Okay many members here who've read my posts and viewed my photos are aware of my tart crust and bread baking abilities. Will the above mentioned book elevate me to the next level??? And I already use Ruhlman's RATIO for reference.


----------



## minas6907 (Aug 14, 2012)

Personally I prefer Cia's Baking and Pastry, but Professional Baking is a good reference as well. Really, my best advice with books like these is to just get an older edition, you'll save alot of money. Tje newer ones look shiney and usually have some newer pics, but when you compare the new edition and a older edition side by side, you see the same photos and formulas. For the price of a new 6th edition, id get used older editions of Professional Baking, Baking and Pastry, and On Baking. Those three books will be all the references you need.


----------



## highlander01 (Apr 30, 2010)

For bread have you checked out "The Bread Bakers Apprentice" by Peter Rienhart?


----------



## kokopuffs (Aug 4, 2000)

minas6907 said:


> Personally I prefer Cia's Baking and Pastry, but Professional Baking is a good reference as well.........





highlander01 said:


> For bread have you checked out "The Bread Bakers Apprentice" by Peter Rienhart?.....
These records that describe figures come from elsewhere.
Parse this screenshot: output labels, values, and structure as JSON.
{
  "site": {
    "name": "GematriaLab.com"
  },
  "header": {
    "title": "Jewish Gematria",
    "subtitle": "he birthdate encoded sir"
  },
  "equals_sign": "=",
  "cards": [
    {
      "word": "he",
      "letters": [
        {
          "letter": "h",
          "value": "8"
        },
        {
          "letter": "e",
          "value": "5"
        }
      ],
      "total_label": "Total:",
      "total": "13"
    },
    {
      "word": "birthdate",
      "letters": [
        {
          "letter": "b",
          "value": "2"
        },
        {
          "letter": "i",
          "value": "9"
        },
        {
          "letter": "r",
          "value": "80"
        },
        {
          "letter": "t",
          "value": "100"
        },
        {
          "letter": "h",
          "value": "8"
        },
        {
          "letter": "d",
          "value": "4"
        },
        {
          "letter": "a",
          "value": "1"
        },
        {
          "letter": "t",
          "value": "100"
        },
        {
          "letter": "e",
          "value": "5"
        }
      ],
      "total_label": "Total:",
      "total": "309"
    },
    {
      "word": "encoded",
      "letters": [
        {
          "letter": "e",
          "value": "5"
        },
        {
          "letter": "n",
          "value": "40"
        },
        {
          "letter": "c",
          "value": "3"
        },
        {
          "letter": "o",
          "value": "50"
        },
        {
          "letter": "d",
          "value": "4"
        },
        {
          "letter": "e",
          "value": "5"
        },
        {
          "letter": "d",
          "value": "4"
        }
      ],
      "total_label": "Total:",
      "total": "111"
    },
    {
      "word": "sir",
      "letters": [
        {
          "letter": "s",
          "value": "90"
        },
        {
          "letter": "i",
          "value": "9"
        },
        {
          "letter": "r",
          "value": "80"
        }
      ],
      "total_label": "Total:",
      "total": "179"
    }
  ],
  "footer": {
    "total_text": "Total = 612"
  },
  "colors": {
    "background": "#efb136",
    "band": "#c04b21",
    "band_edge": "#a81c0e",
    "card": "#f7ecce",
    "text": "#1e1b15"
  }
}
I'm more interested in pastries at this time and since when I last posted here, five years ago.


----------



## kokopuffs (Aug 4, 2000)

*On Baking* by who?????? By Labensky?


----------



## brianshaw (Dec 18, 2010)




----------



## kokopuffs (Aug 4, 2000)

I've used the BBA from a long time ago and that edition needed a bit of proof reading. I'm now competent in bread baking and really like Hamelman's book on the subject.


----------